I'm not criticizing the system on "realism" which makes little sense for a space based strategy game , but I think a good system might be to have planets have particular resources and then you trade based on those resources. Resources would be necessary for producing certain thigns. You could also trade for manufactured goods. And have no limit on trade routes - the limit would be the amount of resource you produce. It wouldn't necessarily have to be that complex - you could just have say a half dozen raw resources. This would also open up interesting strategic options where you curtail a certain civs military production by cutting off their access to critical raw materials. You could also be able to trade with yourself - say have some planet specialize on farming and then have another be a "hive" world that is totally dependent on outside food sources.

Reply #8 Top
In my current game I earn 2500bc per turn in trade. And I'm not even maxing revenues out because I'm currently busy waging war. So about half my economy is trade. It is *very* important to me.

The problem in GalCiv is that population doesn't influence trade revenues. I can set up 12 traderoutes from all over my empire to some class 3 rock and get a few thousand bc a turn from it. It's a nice strategy to take a smaller race, invade it's planet with mass drivers, immediately give the planet back, invade it again with mass drivers and repeat until it's class 3 or something. That race is basically out of the game, but you can still use it to farm money.
There are no "demand-price"-mechanics in place. Why does all my empire pay huge prices for the products of that class 3 rock? Sure, those trendy xeno-rocks are nice, but please, there has to be difference between a class 3 rock trading with a class 3 rock and two level 21 planets trading.
In GalCiv it's better to set up a tradelane between Sealand and the Seychelles than between the US and Canada.
Reply #9 Top
Because in order to direct a trade route to a specific planet, we need to build the freighter on that planet which is ridiculus.

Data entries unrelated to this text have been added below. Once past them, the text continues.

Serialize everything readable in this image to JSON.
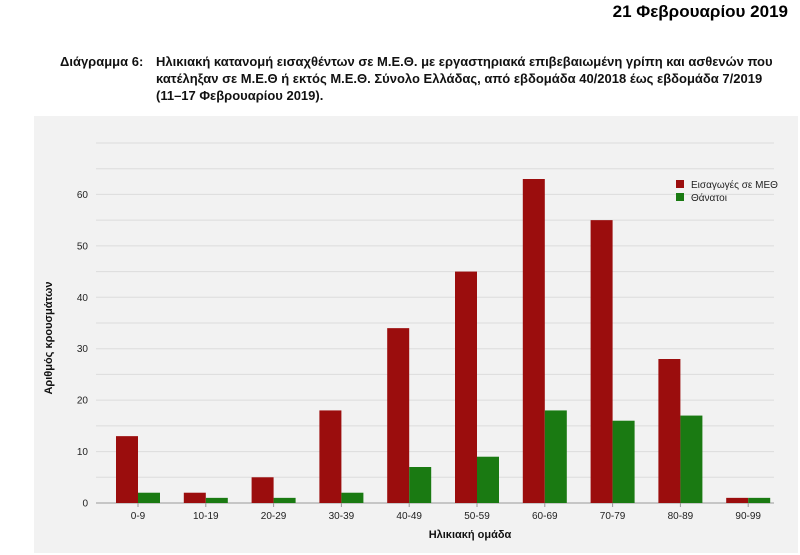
{
  "header": {
    "date": "21 Φεβρουαρίου 2019"
  },
  "caption": {
    "label": "Διάγραμμα 6:",
    "text": "Ηλικιακή κατανομή εισαχθέντων σε Μ.Ε.Θ. με εργαστηριακά επιβεβαιωμένη γρίπη και ασθενών που κατέληξαν σε Μ.Ε.Θ ή εκτός Μ.Ε.Θ. Σύνολο Ελλάδας, από εβδομάδα 40/2018 έως εβδομάδα 7/2019 (11–17 Φεβρουαρίου 2019)."
  },
  "colors": {
    "icu": "#9b0d0d",
    "deaths": "#1a7a12",
    "grid": "#dcdcdc",
    "panel": "#f2f2f2"
  },
  "chart_data": {
    "type": "bar",
    "categories": [
      "0-9",
      "10-19",
      "20-29",
      "30-39",
      "40-49",
      "50-59",
      "60-69",
      "70-79",
      "80-89",
      "90-99"
    ],
    "series": [
      {
        "name": "Εισαγωγές σε ΜΕΘ",
        "values": [
          13,
          2,
          5,
          18,
          34,
          45,
          63,
          55,
          28,
          1
        ]
      },
      {
        "name": "Θάνατοι",
        "values": [
          2,
          1,
          1,
          2,
          7,
          9,
          18,
          16,
          17,
          1
        ]
      }
    ],
    "xlabel": "Ηλικιακή ομάδα",
    "ylabel": "Αριθμός κρουσμάτων",
    "ylim": [
      0,
      70
    ],
    "yticks": [
      0,
      10,
      20,
      30,
      40,
      50,
      60
    ],
    "grid": true,
    "legend_position": "top-right"
  }
}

Can you build a freighter on another world, then land it on the planet you want to start the route from, then re-launch it from there to start the route(like you can do with troop transports)? If not, then that is silly...it would totally undermine the idea of having specialized planets (the Federation had Utopia Planetia, or whatever their shipyards were called). Not even earthbound cities are forced to build their own tractor trailers ,freight ships and trains in the city of origin in order to initiate a trade route with anouther city....youd think the "future" worlds would be at least as competent.


The reason I dont know the answer to that though, is because for many of the reasons that have been listed in the thread Ive found *initiating* trade in the game to be a waste of time and resources and I dont even bother with it...considering all the other civs will do it for me. I *seem* to benefit just as much, or well enough, from all the routes they start up with me ...and they trade more prolifically than I ever would, without me having to build any ships. If I research trade earlier than the rest of the galaxy as a stepping stone to another tech, Ill even sell the technology to everyone just to get them starting trade routes(as well as something else to build other than military ships).

Hopefully in DA trade will be improved so I can start worrying about it again. I wouldnt mind seeing some sort of simple commodoties system in a future expansion that could make active trading its own metagame.

Reply #10 Top
Can you build a freighter on another world, then land it on the planet you want to start the route from, then re-launch it from there to start the route(like you can do with troop transports)?


No, I'm pretty sure you can't in DL. I tried it many a moon ago. Not sure about DA, but I'd assume it's also a No.